Nordik ülkelerinin hepsi eşitlikte üst sıralarda yer alıyor, yani mutluluk eşitsizliği neredeyse hiç yok. Nüfuslarının çoğu kendilerini mutlu olarak görüyor.

Buna karşılık, Afganistan da 2023 mutluluk rapordaki en küçük mutluluk farklarından birine sahipti, ancak “En kötü nedenlerden dolayı: Kimse mutlu değil”. Yeni yayınlanan 2024 raporunda da 143’üncü sırada yer alarak en mutsuz ülke olmaya devam etti.

Devlet kurumlarının kalitesi ve refah devleti cömertliği etken mi?

Bunların yaşam memnuniyeti üzerinde önemli ve olumlu bir etkisi var. Öyle ki Yolsuzluk Algı Endeksi, mutluluk sıralamasında kimin en üstte ya da en altta yer alacağının bir belirleyicisi olarak iş görebilir.

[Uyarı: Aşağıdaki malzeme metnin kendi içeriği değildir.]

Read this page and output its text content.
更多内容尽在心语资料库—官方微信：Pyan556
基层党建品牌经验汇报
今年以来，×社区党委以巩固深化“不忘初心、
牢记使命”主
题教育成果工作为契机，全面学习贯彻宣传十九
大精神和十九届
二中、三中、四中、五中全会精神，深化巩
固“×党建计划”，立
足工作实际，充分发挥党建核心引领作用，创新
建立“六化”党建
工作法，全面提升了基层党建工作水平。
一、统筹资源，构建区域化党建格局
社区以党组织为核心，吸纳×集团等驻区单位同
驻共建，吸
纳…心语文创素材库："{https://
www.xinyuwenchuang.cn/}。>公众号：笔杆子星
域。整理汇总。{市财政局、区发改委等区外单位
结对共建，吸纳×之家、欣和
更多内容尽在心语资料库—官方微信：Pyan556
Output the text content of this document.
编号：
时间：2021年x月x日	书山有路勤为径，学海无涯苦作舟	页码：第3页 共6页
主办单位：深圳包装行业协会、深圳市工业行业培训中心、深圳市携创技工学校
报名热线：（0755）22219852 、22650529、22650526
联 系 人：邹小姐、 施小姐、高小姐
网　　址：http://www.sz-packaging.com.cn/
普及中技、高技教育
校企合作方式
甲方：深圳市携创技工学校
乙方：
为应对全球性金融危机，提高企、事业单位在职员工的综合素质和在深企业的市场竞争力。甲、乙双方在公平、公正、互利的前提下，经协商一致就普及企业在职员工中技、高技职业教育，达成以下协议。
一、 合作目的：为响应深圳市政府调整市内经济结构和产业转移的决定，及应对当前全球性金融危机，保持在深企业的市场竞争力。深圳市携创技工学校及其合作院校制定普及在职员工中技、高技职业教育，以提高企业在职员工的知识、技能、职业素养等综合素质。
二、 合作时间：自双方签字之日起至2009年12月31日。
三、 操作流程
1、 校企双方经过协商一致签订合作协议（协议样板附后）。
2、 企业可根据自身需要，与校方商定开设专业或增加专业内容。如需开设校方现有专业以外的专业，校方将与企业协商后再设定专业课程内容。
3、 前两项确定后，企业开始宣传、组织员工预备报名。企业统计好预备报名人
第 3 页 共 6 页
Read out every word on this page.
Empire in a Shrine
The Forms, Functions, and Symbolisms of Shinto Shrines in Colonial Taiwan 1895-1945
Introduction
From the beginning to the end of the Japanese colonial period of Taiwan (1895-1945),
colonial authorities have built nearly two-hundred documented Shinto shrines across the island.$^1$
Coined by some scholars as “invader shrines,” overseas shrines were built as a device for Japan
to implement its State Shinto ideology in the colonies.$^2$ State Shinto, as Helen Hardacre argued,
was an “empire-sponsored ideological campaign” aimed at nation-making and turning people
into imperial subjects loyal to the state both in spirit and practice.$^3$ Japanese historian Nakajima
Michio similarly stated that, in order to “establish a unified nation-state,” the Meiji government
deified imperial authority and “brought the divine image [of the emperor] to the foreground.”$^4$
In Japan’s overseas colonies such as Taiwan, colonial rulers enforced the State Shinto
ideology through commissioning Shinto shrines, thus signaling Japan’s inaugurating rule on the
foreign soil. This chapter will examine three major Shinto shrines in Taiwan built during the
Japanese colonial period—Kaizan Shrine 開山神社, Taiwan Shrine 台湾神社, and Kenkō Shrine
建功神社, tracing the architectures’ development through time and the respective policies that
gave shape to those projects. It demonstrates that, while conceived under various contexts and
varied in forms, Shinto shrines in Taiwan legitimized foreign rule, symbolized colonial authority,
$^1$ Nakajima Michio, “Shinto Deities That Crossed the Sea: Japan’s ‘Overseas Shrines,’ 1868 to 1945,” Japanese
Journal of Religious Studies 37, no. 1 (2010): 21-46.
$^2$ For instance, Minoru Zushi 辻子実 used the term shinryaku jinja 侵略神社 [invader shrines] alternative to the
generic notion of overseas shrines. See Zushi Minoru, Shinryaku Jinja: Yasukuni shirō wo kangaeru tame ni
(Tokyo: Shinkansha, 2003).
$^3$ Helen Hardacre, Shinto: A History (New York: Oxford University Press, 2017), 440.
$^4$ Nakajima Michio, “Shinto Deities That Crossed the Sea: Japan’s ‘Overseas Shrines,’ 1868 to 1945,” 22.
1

Veriler, kurumsal kalitenin olduğu ülkelerde insanların yaşamlarından daha memnun olduğunu gösteriyor. Bu genellikle demokratik kalite ve hizmet kalitesi olarak ikiye ayrılıyor.

Mutluluk raporuna göre, iyi emeklilik maaşları, cömert ebeveyn izinleri, hasta ve engelliler için bakım, ücretsiz sağlık ve eğitim, sağlam işsizlik yardımları vb. hizmetlerin kalitesi vatandaşların mutluluğuyla daha güçlü bir şekilde ilişkili.

Kaliteli devlet kurumları eşitsizlik seviyelerini çok düşük tutmakta başarılı. Bu da insanları mutlu ediyor, çünkü kamu kurumlarına güvenebileceklerini hissediyorlar.

Liberal değerler ve vergi sistemi önemli mi?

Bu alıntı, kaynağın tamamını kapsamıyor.